Sans commentaire... |
Eddie Cochran et Gene Vincent |
Il
commence son bouquin (chronologiquement, puis par thématique) par Bill Halley,
le trentenaire bedonnant avec l’accroche cœur collé au front par une tonne de
gomina. Historiquement, c’est le premier [clic pour ROCK & CINEMA, les pionniers] mais le mec n'est pas franchement bandant. Puis vient
Elvis Presley, forcément, le King incontournable, celui qui a fait décoller la
machine, a posé les fondations, celui qui chante mieux que tous les autres,
celui qui représente l’interdit, le sexe, la moiteur, les élans de la jeunesse,
mais qui se perd dans les affres hollywoodiennes, les ballades pour bourgeoises
ménopausées.
Nik
Cohn passe en revue tous les représentants du genre, les pionniers, en
qualifiant parfaitement leur style, les Chuck Berry, les Jerry Lee, les Fats
Dominos, les Little Richard, les éphémères Buddy Holly, Gene Vincent, et le
chouchou Eddy Cochran (décédé à 21 ans). Mais plus encore, les oubliés, The
Everly Brothers, Charlie Rich, The Four Seasons [clic sur l'article JERSEY BOY, le film]. C’est ce qui donne tout l’intérêt à ce bouquin,
redécouvrir un tas d’interprètes catapultés aux sommets des hit-parades, les
sosies d’Elvis, les clones édulcorés, délavés, le genre Highschool, équivalents
de nos yéyés, les Paul Anka, Ricky Nelson, les minets à minettes qui ne font pas
peur aux parents, Pat Boone, la Surf Music, le Twist de Chubby Checker qui
enflamme les dance-floor branchouilles, Connie Francis, Tommy Steele, et en Angleterre, Billy
Fury, Cliff Richard, Adam Faith, Dion... la bataille rangée entre les Teds et les Mods.
Nik
Cohn ausculte ce qui se passe aux USA et en Angleterre. Il mêle dans un même
chapitre les grands noms et les minables, ceux issus de l’industrie commerciale, ce qui nous vaut quelques
portraits mordants et tordants. En répétant plusieurs fois : "avant que les
Beatles ne débarquent". Son analyse du
phénomène Beatles est assez pertinente. Il remet parfaitement en perspective ce
que les quatre de Liverpool ont apporté au Rock. Comme les Stones, ou les Who.
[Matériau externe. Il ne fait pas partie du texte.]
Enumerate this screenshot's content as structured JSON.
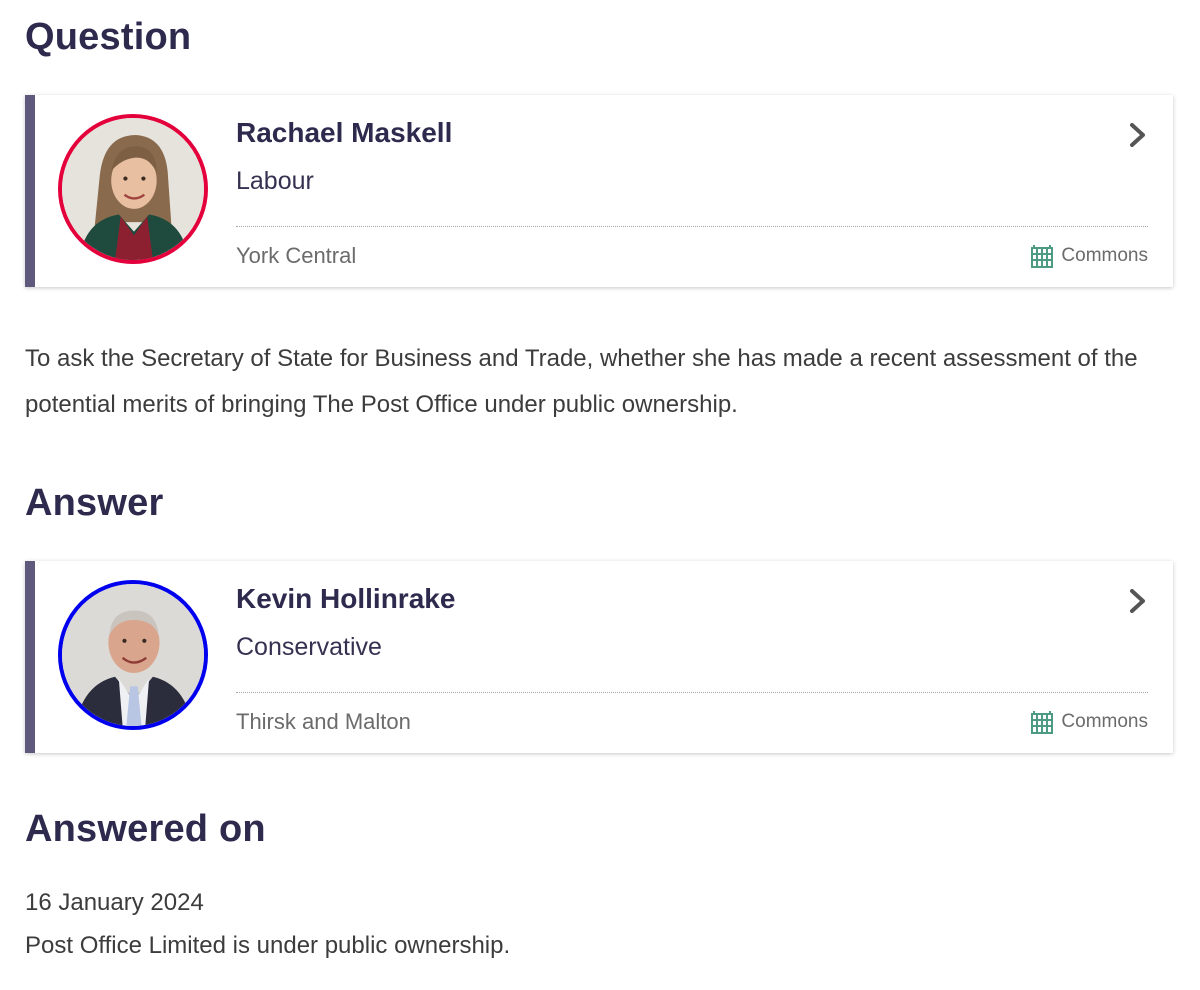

Mais selon son crédo, la Pop est éphémère, et il les dézingue bien vite. A
partir de SERGENT PEPPER, c’est de la branlette. La moitié de bons titres, le
reste à la poubelle, et la suite est tout simplement chiante, comprenez le DOUBLE BLANC. Cohn se fout pas mal de la Pop sauce curry de Georges Harrison, avec Maharishi Mahesh Yogi, devenu le guide spirituel des stars en manque de LSD. C'est tellement vrai. Et l’autre, Mick Jagger, il avait les burnes et le fric pour changer le monde, mais il préfère gueuletonner à Saint Tropez…
Tom "sex bomb" Jones |
Grace Slick |
Il
faut vraiment garder à l’esprit que ce livre a été écrit en 1968, que Nik Cohn
n’avait pas le recul pour juger de l’influence de nombres d’artistes sur les
décennies à venir. Il dit par exemple de Jimi Hendrix, excellent guitariste, que
son public ne faisait pas la différence entre ses fulgurances et ses figures
grossières. Que s’il avait été sifflé plus souvent pour ses couacs et ses clowneries, plutôt qu’acclamé
systématiquement, ça lui aurait rendu service. Nik Cohn reconnait à Eric
Clapton autant de talent, techniquement, mais davantage de lucidité quant à son
propre statut (jusqu'à ce qu'il décide de se mettre aussi à chanter !).
Nik
Cohn a révisé son livre en 1972. Mais ne corrige pas le tir. Il loue Creedence
Clearwater Revival ou James Taylor dans ceux qu'il confesse avoir oubliés, mais expédie en une ligne Pink Flyod, Ten Years
After ou Led Zeppelin. Pour lui, l’important n’est sans doute pas la chanson,
la production, ou le chanteur. Bien que savoir chanter est le strict minimum
dans ce métier : la météore étincelante, Elvis, le sirupeux de ses dames,
Tom Jones, le stentor Roy Orbinson, le talent évaporé de Steve Winwood. Ce qui compte c’est le son, le
bruit, la déflagration. Le texte importe peu, la preuve, A wopbop A loobop, A
lop bam Boum, le fameux gimmick à la fin du refrain de "Tutti Frutti" de Little Richard. Enfin ça c’était avant Dylan car après il a fallu se fader les poètes rock ! Cohn est conscient de ne pas pouvoir
citer tout le monde, n’oublions pas qu’il n’avait comme archive
que sa mémoire, ses disques, ses rencontres.
A
WOP BOP est un bouquin absolument passionnant, à la hauteur de sa réputation.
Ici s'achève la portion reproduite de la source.